The invention discloses a design method of a convolutional input type nested recurrent neural network. The design method comprises the following steps of performing data combination and convolution operation processing on current moment input data and last moment output data; equally splitting a convolution result to serve as each gating unit in the original long-term and short-term memory networkunit; carrying out convolution operation in the inner-layer nested unit to serve as input, carrying out gating calculation operation the same as that of the long-term and short-term memory network unit, and obtaining output of the inner-layer nested unit; and taking the output of the inner-layer nesting unit as a memory unit value of the outer-layer unit, and obtaining a final output value of the whole unit through an output gate. According to the method, the combination of a nested recurrent neural network and convolution input is provided, so that the performance of the model for fitting long-time associated data is improved, the local association between feature relationships is extracted, and a certain parameter quantity is reduced; and compared with a common recurrent neural network, the method has higher accuracy and fewer parameters.

Description

technical field [0001] The invention belongs to the technical field of data processing, and relates to a design method of a recursive neural network unit, in particular to a design method of a convolution input nested recursive neural network.

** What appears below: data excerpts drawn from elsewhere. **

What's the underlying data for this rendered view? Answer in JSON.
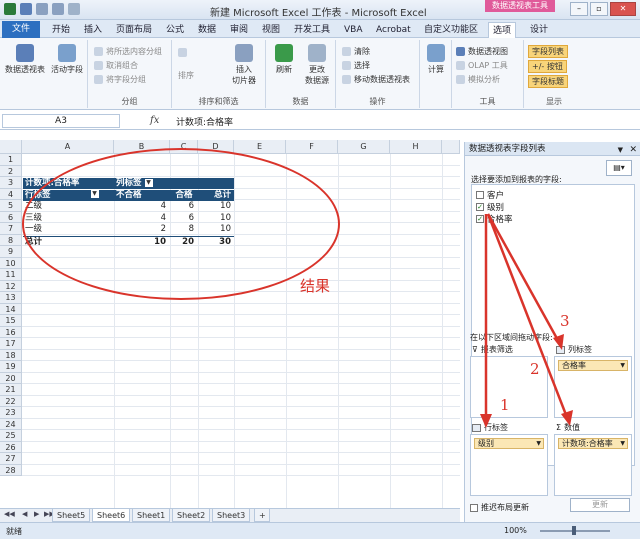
{
  "title_bar": {
    "title": "新建 Microsoft Excel 工作表 - Microsoft Excel",
    "context_tools": "数据透视表工具"
  },
  "ribbon_tabs": [
    "文件",
    "开始",
    "插入",
    "页面布局",
    "公式",
    "数据",
    "审阅",
    "视图",
    "开发工具",
    "VBA",
    "Acrobat",
    "自定义功能区",
    "选项",
    "设计"
  ],
  "active_tab": "选项",
  "ribbon": {
    "pivot_table_label": "数据透视表",
    "active_field_label": "活动字段",
    "expand_label": "将所选内容分组",
    "ungroup_label": "取消组合",
    "group_field_label": "将字段分组",
    "group_group": "分组",
    "sort_label": "排序",
    "insert_slicer_label": "插入\n切片器",
    "sort_filter_group": "排序和筛选",
    "refresh_label": "刷新",
    "change_source_label": "更改\n数据源",
    "data_group": "数据",
    "clear_label": "清除",
    "select_label": "选择",
    "move_label": "移动数据透视表",
    "actions_group": "操作",
    "calc_label": "计算",
    "pivot_chart_label": "数据透视图",
    "olap_label": "OLAP 工具",
    "whatif_label": "模拟分析",
    "tools_group": "工具",
    "field_list_label": "字段列表",
    "plusminus_label": "+/- 按钮",
    "field_headers_label": "字段标题",
    "show_group": "显示"
  },
  "formula_bar": {
    "name_box": "A3",
    "fx": "fx",
    "formula": "计数项:合格率"
  },
  "columns": [
    "A",
    "B",
    "C",
    "D",
    "E",
    "F",
    "G",
    "H"
  ],
  "rows": [
    "1",
    "2",
    "3",
    "4",
    "5",
    "6",
    "7",
    "8",
    "9",
    "10",
    "11",
    "12",
    "13",
    "14",
    "15",
    "16",
    "17",
    "18",
    "19",
    "20",
    "21",
    "22",
    "23",
    "24",
    "25",
    "26",
    "27",
    "28"
  ],
  "pivot": {
    "count_label": "计数项:合格率",
    "col_label": "列标签",
    "row_label": "行标签",
    "col_headers": [
      "不合格",
      "合格",
      "总计"
    ],
    "rows": [
      {
        "label": "二级",
        "values": [
          "4",
          "6",
          "10"
        ]
      },
      {
        "label": "三级",
        "values": [
          "4",
          "6",
          "10"
        ]
      },
      {
        "label": "一级",
        "values": [
          "2",
          "8",
          "10"
        ]
      }
    ],
    "total": {
      "label": "总计",
      "values": [
        "10",
        "20",
        "30"
      ]
    }
  },
  "annotation": {
    "result_label": "结果",
    "numbers": [
      "1",
      "2",
      "3"
    ]
  },
  "sheet_tabs": [
    "Sheet5",
    "Sheet6",
    "Sheet1",
    "Sheet2",
    "Sheet3"
  ],
  "active_sheet": "Sheet6",
  "status": {
    "ready": "就绪",
    "zoom": "100%"
  },
  "field_pane": {
    "title": "数据透视表字段列表",
    "choose_label": "选择要添加到报表的字段:",
    "fields": [
      {
        "name": "客户",
        "checked": false
      },
      {
        "name": "级别",
        "checked": true
      },
      {
        "name": "合格率",
        "checked": true
      }
    ],
    "drag_label": "在以下区域间拖动字段:",
    "report_filter": "报表筛选",
    "column_labels": "列标签",
    "row_labels": "行标签",
    "values": "数值",
    "column_item": "合格率",
    "row_item": "级别",
    "value_item": "计数项:合格率",
    "defer_label": "推迟布局更新",
    "update_label": "更新"
  },
  "colors": {
    "pivot_header": "#1f4e79",
    "annotation": "#d9342b",
    "file_tab": "#2c6fc0",
    "context_tab": "#e05a9a"
  }
}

Background technique [0002] With the development of network technology and hardware in the Internet of Things era, the number of users and connected devices has exploded. In 2017, the number of IoT devices exceeded the global population of 7.5 billion for the first time, and by 2020, this number is expected to grow to more than 30 billion. However, the application of IoT devices is still in its infancy, and it still faces many security risks due to the large number of devices and the simple structure of their own. The most important of these is the security issue of malicious intrusion from the Internet. [0003] Recurrent neural networks are widely used in the prediction of time series; for intrusion attacks from the network, the ...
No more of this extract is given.